Evoluzione dei valori
Come abbiamo visto, spostarsi con frequenza da un lavoro ad un altro è una dinamica tanto più presente quanto più è giovane l’età dei lavoratori. Se osserviamo le motivazioni che globalmente vengono associate a questo tipo di comportamento possiamo notare come i valori che fanno leva sui job hoppers sono i medesimi che emergono ormai da tempo rispetto alle nuove generazioni di lavoratori. I fattori utili, oltre alla retribuzione, per attrarre e trattenere i talenti sono ormai noti: maggiore conciliazione tra vita e lavoro, flessibilità, maggiori opportunità di carriera, possibilità di crescita personale, formazione, ricerca di un migliore allineamento tra la scala di valori personali e quelli della propria azienda (IBM, Randstad).
Per rapportarsi con il job hopping in maniera costruttiva le aziende devono quindi aver bene presente tali fattori, ricordando come l’approccio nella gestione dei dipendenti deve necessariamente essere a conoscenza dei cambiamenti che stanno prendendo piede di anno in anno tra i loro lavoratori, per i quali ciò che conta oggi è un po’ più lo scopo e un po’ meno lo stipendio, un po’ più il proprio sviluppo e un po’ meno la valutazione, un po’ più la propria vita personale e un po’ meno il lavoro (Gallup). Il cambiamento va accolto superando le rigidità e facendo leva sulla trasparenza e soprattutto sulla comunicazione.

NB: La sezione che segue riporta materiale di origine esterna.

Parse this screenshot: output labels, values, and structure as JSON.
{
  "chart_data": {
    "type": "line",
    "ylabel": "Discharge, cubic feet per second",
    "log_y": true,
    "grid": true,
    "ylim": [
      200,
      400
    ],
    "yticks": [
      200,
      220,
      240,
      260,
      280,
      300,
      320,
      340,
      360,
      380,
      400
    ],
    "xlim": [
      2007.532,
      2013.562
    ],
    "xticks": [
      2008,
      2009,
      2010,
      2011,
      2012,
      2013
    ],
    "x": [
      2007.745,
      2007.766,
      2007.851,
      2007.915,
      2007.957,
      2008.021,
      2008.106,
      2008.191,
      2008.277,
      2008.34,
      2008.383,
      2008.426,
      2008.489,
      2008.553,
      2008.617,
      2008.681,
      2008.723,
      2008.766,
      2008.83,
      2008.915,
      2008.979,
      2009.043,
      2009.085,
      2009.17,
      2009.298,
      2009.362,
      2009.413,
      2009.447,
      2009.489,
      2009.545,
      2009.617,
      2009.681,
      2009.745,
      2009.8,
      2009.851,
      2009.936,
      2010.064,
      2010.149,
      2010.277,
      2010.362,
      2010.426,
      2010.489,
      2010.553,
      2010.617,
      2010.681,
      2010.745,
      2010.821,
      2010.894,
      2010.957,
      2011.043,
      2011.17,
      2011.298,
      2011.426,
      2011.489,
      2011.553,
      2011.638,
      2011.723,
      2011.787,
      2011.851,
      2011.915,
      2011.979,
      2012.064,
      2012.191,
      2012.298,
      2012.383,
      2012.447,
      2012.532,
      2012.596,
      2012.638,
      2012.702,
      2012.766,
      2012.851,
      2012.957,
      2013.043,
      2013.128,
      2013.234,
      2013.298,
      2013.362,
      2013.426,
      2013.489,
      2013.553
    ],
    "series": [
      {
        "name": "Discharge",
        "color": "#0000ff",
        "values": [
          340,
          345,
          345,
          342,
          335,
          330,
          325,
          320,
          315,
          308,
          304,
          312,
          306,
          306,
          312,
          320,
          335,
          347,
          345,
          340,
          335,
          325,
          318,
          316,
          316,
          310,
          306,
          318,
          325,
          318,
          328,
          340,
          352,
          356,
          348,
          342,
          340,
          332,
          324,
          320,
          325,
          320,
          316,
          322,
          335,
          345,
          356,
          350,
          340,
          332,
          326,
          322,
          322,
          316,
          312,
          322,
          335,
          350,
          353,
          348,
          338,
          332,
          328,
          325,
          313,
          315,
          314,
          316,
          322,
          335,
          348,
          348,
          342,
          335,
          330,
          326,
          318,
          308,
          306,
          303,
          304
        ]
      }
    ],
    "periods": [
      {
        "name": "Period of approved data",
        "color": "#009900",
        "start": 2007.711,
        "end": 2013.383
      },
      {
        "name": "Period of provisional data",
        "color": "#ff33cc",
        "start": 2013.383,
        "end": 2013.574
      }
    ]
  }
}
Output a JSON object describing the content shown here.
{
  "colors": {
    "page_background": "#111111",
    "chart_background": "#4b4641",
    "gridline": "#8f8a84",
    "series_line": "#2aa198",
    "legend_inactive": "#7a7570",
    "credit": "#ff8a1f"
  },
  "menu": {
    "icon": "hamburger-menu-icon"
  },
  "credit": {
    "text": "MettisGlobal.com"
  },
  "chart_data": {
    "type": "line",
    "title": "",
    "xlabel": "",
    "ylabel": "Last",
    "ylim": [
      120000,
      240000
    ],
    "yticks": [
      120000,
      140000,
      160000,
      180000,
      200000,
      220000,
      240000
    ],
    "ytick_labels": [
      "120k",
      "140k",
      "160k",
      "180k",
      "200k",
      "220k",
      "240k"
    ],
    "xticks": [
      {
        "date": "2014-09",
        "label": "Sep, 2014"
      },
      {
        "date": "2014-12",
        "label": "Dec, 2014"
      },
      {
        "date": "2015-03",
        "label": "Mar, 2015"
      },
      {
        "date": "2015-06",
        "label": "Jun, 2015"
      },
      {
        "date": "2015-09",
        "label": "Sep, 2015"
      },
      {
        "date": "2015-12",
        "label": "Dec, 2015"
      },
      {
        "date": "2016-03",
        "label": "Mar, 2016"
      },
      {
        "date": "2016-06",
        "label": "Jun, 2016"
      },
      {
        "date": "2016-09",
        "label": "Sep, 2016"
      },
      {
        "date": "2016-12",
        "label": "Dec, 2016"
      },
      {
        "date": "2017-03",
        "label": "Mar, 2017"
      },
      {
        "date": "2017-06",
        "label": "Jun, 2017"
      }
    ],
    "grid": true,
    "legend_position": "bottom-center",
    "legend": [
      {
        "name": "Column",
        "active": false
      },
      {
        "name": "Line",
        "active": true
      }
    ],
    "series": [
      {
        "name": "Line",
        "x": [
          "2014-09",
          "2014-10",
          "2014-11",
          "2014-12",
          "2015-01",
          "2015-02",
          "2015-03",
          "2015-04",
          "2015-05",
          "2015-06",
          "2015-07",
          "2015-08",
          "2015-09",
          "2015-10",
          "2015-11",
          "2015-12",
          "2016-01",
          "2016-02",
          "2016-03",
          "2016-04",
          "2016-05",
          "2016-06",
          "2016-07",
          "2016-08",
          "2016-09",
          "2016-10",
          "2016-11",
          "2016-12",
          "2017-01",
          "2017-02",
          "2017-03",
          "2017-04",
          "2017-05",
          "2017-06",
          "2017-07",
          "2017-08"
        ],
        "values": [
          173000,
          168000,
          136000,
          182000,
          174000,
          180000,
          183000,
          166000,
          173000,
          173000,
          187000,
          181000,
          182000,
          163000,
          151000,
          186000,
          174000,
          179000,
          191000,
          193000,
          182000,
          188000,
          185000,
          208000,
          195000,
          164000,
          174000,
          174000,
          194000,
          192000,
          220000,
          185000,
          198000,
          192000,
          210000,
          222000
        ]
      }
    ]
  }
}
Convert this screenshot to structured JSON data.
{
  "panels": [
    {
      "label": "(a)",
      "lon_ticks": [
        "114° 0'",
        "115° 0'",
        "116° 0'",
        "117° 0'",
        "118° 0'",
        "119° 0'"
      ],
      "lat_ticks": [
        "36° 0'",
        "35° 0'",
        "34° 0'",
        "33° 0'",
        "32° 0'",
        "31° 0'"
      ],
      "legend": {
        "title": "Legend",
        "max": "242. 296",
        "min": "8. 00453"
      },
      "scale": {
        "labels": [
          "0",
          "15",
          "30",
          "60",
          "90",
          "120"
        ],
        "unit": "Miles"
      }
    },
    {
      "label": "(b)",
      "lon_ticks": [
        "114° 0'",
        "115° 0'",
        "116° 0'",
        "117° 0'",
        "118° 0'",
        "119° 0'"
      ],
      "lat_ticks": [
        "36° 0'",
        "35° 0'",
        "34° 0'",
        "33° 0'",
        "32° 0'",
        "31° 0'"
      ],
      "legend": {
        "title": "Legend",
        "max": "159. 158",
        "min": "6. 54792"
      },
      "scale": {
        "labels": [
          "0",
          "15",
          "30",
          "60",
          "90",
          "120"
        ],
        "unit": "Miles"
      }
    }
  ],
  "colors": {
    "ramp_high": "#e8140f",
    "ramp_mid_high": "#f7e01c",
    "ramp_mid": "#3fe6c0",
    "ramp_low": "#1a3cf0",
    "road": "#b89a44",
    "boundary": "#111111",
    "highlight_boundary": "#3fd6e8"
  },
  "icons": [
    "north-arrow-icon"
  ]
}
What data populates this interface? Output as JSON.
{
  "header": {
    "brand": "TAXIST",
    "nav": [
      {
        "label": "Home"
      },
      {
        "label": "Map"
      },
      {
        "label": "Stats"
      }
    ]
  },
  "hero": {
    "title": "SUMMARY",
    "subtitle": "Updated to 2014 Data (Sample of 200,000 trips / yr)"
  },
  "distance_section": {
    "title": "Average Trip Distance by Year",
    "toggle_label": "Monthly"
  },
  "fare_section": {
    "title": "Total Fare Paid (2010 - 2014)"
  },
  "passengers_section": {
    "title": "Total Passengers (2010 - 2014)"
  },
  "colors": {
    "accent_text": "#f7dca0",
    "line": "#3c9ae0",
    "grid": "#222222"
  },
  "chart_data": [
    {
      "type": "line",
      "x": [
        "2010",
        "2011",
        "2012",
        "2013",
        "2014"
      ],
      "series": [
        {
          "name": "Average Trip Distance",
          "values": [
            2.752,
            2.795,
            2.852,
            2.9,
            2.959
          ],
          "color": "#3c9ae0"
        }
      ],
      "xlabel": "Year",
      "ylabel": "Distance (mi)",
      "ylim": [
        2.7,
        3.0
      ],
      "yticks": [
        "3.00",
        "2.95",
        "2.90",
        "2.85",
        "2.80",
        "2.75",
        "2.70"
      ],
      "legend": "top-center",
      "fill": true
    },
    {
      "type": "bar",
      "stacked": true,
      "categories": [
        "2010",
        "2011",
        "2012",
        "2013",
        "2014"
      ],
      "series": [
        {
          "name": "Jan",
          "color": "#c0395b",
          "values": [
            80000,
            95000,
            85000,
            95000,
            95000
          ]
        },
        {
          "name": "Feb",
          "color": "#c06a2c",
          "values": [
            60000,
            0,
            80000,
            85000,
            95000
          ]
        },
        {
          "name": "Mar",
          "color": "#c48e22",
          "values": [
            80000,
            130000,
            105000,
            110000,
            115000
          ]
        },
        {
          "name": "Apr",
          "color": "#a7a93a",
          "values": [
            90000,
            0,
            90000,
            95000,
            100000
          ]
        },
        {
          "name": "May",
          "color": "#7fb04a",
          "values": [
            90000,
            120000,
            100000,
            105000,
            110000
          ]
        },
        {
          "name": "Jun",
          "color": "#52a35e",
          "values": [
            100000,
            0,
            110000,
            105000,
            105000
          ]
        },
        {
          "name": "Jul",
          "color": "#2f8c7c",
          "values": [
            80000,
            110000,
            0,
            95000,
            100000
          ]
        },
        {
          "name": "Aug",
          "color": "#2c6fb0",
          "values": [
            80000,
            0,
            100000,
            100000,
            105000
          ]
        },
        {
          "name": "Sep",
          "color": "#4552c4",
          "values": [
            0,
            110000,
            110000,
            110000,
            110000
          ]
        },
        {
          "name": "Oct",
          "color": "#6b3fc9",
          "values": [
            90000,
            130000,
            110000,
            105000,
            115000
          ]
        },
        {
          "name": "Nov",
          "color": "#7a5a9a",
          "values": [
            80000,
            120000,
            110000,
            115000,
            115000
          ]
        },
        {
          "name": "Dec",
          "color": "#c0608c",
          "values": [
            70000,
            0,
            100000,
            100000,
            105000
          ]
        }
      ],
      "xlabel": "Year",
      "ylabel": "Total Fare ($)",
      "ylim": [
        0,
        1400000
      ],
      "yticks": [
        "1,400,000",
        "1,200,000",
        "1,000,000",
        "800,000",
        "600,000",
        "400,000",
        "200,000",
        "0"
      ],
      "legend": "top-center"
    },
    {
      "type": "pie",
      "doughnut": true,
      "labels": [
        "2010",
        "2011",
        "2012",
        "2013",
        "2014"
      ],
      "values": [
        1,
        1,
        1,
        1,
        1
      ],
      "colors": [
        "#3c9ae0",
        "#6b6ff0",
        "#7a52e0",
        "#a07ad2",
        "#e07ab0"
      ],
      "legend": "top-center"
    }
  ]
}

Certo, a primo impatto può spaventare quella che sembra essere una disaffezione dei lavoratori rispetto al proprio datore di lavoro. Culturalmente la fedeltà e il rimanere a lungo all’interno della medesima azienda fino a poco tempo fa rappresentavano un valore, anche in fase di ricerca di lavoro. Il crescente mismatch presente oggi ha fatto gradualmente sì che ciò cambiasse, ma ancora una volta, occorre osservare la novità cercando di comprenderla e adattandosi al cambiamento.